不过,为了方便维克多醒来之后的移动,竟然有人将春女士原先经常坐得那把轮椅送了过来。
推轮椅过来的人还很恭敬地邀请我去见一见展东浩,不过被我拒绝了。
话不投机半句多,我没有委屈自己的打算。
“可是我们根本没有办法证明春女士还活着呀,说到底,那只是我们自己的感觉罢了。”
路雪撇了撇嘴,似乎对于我的方案并不满意。
“我还是觉得把枪塞进他的嘴里,解决问题最快。”
我挑了挑眉头。
路雪明明是个女孩,解决问题的方案为什么比我一个粗枝大叶的男人还要简单粗暴。
这是我的问题吗?
我正思考着,便有人敲响了我们的门。
白沙汪汪叫了两声,打断了我的思绪。
我打开门。
门口站着的人正是展东浩。
我意识到他会来,却没有想到他来得比我预想中要快。
“神使大人,您在想我的事吗?我是不是比预想中来得早一些。

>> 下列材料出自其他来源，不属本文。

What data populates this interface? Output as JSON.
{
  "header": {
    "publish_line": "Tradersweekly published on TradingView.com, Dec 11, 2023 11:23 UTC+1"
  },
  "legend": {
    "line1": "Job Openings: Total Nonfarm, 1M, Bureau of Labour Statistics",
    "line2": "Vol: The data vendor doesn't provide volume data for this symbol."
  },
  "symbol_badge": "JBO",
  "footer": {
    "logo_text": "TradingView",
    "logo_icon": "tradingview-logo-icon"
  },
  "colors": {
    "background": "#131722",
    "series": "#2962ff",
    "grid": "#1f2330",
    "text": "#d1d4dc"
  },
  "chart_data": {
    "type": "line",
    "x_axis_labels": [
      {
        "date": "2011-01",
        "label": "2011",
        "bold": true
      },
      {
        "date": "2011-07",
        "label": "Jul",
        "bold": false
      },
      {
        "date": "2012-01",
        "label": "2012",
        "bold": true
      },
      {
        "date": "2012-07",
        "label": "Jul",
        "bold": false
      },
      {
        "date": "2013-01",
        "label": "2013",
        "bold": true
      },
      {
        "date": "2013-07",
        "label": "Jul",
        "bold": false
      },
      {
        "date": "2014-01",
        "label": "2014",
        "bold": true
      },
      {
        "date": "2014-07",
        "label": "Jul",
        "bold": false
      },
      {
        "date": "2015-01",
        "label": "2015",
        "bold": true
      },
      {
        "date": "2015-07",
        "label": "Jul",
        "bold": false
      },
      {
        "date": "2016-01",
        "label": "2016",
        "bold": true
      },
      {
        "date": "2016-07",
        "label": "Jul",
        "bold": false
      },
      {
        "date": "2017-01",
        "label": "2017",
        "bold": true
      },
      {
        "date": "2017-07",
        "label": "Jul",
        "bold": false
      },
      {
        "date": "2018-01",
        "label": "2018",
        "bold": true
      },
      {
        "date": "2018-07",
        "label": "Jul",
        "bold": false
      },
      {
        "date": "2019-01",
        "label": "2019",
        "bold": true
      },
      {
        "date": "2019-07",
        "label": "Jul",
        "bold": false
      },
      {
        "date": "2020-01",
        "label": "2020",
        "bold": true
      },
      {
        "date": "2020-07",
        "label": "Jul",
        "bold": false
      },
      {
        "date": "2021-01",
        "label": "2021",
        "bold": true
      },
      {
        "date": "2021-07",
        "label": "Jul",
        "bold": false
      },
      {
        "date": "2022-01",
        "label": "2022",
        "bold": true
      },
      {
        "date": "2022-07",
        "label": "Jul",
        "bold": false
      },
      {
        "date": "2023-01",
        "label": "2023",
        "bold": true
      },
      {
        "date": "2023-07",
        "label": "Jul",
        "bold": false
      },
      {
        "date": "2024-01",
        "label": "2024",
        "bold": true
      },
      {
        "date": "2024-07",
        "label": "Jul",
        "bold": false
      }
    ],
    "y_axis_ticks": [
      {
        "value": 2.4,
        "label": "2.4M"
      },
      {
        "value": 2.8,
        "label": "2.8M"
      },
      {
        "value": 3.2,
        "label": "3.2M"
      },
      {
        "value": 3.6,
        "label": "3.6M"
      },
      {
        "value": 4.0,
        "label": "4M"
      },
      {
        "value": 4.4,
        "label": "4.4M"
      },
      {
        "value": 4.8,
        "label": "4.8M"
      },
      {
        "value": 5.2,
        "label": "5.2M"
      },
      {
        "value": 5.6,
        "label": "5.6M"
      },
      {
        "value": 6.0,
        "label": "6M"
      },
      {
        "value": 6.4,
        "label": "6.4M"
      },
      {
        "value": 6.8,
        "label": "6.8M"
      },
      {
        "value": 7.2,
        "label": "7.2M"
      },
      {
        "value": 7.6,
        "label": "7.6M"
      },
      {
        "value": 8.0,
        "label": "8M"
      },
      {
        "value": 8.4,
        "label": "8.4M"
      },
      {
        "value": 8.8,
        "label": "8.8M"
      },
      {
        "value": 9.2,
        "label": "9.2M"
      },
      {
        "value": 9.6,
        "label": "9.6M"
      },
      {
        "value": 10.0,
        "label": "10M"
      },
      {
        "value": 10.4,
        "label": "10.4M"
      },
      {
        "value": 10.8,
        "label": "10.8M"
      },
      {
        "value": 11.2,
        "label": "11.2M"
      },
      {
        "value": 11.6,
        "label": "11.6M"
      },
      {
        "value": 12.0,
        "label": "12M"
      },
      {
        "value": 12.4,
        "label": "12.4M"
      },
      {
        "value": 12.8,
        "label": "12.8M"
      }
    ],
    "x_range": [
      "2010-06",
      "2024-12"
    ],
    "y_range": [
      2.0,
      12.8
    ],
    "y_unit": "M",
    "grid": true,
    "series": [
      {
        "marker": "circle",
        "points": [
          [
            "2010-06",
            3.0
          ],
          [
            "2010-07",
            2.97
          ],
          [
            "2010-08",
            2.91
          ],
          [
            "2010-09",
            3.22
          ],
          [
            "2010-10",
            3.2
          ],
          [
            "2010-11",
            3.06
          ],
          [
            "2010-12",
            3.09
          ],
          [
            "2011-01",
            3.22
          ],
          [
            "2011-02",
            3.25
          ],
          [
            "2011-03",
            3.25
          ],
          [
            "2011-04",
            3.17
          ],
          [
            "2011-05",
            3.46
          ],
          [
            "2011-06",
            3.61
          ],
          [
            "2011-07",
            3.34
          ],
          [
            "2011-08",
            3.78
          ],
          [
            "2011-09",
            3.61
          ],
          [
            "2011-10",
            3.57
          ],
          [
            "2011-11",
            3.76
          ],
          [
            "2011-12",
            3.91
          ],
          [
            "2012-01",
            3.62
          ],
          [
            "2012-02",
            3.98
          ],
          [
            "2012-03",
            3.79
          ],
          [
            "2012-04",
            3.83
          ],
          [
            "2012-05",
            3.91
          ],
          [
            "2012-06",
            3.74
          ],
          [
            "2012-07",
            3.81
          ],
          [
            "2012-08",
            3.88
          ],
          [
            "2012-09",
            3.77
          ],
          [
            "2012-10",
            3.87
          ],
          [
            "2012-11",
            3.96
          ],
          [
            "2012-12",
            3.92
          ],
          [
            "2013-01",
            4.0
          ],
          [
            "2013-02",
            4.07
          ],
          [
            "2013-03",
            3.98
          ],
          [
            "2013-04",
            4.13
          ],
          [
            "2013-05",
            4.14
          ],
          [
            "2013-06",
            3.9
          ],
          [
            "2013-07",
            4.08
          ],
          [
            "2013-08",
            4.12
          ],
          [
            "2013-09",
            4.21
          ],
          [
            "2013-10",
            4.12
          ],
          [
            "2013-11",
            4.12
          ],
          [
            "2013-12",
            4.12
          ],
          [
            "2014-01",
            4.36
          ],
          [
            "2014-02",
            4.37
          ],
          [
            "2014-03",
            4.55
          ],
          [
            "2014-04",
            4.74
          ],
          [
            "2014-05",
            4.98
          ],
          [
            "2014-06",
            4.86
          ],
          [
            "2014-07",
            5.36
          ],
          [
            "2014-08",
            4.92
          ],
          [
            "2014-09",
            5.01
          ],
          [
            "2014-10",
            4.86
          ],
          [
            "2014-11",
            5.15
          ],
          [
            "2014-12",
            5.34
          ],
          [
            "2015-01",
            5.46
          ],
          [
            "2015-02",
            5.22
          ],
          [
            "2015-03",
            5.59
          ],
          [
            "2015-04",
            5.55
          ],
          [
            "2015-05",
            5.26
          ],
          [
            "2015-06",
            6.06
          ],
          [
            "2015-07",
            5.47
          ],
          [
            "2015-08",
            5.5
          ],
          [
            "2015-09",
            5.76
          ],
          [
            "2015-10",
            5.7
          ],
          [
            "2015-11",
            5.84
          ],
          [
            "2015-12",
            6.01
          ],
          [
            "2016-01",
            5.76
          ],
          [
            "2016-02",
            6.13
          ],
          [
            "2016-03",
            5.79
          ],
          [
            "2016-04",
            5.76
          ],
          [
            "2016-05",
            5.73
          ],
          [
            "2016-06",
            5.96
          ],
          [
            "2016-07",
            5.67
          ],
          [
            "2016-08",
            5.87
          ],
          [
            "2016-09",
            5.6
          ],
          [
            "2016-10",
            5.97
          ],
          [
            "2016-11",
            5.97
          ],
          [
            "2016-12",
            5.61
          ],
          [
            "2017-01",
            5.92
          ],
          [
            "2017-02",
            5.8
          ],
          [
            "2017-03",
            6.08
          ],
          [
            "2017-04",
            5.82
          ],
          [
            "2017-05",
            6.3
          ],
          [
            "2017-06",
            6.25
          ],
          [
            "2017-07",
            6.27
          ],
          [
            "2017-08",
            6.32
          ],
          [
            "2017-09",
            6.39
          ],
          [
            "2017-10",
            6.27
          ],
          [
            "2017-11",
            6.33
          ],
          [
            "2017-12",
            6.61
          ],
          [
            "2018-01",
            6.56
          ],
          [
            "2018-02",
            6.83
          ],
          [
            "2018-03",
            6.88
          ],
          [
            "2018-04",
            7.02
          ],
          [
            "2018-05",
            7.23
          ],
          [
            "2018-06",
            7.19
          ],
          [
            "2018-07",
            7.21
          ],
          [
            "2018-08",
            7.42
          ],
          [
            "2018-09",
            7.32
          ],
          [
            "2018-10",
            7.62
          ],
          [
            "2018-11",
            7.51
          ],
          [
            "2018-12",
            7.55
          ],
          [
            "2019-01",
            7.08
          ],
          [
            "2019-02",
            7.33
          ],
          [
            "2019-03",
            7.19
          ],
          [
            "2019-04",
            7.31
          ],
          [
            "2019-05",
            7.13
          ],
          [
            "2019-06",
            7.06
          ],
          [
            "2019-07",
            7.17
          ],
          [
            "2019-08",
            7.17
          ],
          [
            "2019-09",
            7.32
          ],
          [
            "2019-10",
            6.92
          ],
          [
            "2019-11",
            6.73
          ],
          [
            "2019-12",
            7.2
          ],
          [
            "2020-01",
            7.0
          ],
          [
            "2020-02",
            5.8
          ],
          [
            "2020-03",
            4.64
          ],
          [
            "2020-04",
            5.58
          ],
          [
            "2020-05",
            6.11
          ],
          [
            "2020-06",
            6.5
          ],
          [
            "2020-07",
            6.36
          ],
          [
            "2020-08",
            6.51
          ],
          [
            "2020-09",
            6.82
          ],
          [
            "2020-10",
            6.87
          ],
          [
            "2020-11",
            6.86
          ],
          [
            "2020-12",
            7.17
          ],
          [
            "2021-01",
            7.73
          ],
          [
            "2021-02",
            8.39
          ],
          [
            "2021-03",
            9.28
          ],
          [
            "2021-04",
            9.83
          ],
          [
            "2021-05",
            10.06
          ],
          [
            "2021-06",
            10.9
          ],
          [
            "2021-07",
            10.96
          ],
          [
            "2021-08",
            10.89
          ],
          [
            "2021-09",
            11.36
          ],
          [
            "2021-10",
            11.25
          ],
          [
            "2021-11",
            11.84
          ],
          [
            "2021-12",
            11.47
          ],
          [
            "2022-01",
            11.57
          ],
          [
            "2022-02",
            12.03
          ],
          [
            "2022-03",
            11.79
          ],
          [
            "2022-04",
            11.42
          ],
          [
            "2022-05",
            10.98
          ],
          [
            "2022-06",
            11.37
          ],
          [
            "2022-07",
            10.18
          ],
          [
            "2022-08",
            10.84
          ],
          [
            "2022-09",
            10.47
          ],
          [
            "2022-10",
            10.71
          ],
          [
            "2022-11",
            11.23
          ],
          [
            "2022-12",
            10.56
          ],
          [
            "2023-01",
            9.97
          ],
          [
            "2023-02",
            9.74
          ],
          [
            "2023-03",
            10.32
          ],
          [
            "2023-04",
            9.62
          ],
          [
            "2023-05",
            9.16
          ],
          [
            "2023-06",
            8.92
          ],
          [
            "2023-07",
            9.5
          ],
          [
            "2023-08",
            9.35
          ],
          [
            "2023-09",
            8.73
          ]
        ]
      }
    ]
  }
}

”
他的眼中带着虔诚,脸庞稚气未脱。
如果他是一个成熟点的男人,我想也许我会更愿意采取路雪的方案。
“是。”
我没有侧身,并没有将他让进来的打算。
“不打算让我进去聊吗?”
“房间太挤了。”我随意找了个理由,“实在容不下您的大驾光临。”
“神使大人,您看不到我的拳拳烈火般的真挚之心吗?”
他张开双手,眼神中透露着急切。
“别演了,真够恶心的。”
路雪忍无可忍地说道。
白沙原本摇着的尾巴垂落下来,似乎听懂了路雪的语气,看着展东浩,隐隐约约表现出敌意。
展东浩眼中的狂热像是熄灭的烟灰一样渐渐沉入眼底。
“神使大人,你们听说了什么吗?”
我直言不讳道:
“我很好奇,你到底打算做什么,在末日里创建一个新的宗教吗?有什么意义。”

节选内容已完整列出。